Several computational methods for membrane segmentation have been introduced. However, few of them specifically consider the accurate detection of adjacent membranes. In this article we present ALPACA (ALgorithm for Piecewise Adjacent Contour Adjustment), a novel method based on 2D piecewise parametric active contours that allows: (i) a definition of proximity for adjacent contours, (ii) a precise detection of adjacent, non‐adjacent, and overlapping contour sections, (iii) the definition of a polyline for an optimised shared contour within adjacent sections, and (iv) a solution for connecting adjacent and non‐adjacent sections under the constraint of preserving the inherent cell morphology.

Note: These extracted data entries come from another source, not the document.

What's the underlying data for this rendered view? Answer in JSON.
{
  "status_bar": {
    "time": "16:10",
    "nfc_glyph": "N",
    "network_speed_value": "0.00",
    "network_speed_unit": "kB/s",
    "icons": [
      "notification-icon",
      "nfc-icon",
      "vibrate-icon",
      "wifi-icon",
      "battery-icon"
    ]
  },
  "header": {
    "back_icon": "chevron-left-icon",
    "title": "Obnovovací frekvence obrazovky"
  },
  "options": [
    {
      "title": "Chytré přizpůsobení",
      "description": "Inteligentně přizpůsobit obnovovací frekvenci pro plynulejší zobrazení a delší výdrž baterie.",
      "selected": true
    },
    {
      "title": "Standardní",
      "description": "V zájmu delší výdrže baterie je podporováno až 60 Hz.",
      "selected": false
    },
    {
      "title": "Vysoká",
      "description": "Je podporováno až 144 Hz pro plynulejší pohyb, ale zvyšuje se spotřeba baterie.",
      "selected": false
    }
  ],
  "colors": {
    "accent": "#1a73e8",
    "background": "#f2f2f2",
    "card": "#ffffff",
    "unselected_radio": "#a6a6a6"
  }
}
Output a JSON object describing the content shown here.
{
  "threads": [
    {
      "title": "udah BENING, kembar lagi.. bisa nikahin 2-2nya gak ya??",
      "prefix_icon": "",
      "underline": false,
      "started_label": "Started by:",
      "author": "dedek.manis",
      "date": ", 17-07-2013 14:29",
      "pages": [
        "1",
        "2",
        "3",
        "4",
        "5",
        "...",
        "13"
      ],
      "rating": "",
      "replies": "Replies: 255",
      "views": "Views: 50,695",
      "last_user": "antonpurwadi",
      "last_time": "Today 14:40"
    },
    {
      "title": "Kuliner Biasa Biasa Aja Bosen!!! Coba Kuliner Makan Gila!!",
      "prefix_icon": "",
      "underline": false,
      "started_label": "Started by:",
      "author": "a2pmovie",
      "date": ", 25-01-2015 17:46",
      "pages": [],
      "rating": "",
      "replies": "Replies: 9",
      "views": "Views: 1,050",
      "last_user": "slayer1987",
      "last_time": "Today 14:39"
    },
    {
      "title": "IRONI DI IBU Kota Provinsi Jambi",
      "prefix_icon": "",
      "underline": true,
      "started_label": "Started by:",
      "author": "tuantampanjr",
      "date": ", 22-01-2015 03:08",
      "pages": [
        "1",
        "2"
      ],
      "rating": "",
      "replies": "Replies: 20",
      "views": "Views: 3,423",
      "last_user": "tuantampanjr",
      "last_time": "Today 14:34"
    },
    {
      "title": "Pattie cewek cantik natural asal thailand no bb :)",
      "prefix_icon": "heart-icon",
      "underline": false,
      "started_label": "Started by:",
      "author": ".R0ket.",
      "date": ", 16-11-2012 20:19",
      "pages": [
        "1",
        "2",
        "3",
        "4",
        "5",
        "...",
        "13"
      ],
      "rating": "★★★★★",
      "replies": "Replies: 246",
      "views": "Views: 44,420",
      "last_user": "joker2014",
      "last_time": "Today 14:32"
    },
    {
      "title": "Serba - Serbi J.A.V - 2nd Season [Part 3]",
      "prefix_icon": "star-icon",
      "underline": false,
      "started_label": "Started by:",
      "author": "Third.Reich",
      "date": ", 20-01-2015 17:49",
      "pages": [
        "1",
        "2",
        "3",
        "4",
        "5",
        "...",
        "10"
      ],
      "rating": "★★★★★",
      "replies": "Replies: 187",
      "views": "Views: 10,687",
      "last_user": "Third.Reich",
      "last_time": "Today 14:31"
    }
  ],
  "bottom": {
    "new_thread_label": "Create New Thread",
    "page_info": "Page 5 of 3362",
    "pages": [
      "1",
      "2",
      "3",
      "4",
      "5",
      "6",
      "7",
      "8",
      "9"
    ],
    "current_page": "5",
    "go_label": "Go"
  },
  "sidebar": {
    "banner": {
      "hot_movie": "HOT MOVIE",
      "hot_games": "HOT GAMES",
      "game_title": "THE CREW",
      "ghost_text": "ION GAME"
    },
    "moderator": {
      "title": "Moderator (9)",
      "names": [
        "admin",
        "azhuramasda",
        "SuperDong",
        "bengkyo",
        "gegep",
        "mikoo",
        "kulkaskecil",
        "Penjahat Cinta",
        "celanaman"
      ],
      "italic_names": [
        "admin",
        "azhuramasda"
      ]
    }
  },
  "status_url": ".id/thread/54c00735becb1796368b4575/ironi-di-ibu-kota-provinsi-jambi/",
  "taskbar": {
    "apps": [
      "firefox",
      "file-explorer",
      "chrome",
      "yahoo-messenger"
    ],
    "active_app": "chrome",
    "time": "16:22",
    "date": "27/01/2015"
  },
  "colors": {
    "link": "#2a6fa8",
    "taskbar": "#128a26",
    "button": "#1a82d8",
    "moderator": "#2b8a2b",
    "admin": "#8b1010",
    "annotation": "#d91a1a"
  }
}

We show that ALPACA leads to a precise quantification of adjacent and non‐adjacent membrane zones in regular hexagons and live image sequences of cells of the parapineal organ during zebrafish embryo development. The algorithm detects and corrects adjacent, non‐adjacent, and overlapping contour sections within a selected adjacency distance d, calculates shared contour sections for neighbouring cells with minimum alterations of the contour characteristics, and presents piecewise active contour solutions, preserving the contour shape and the overall cell morphology. ALPACA quantifies adjacent contours and can improve the meshing of 3D surfaces, the determination of forces, or tracking of contours in combination with previously published algorithms. We discuss pitfalls, strengths, and limits of our approach, and present a guideline to take the best decision for varying experimental conditions for in vivo microscopy.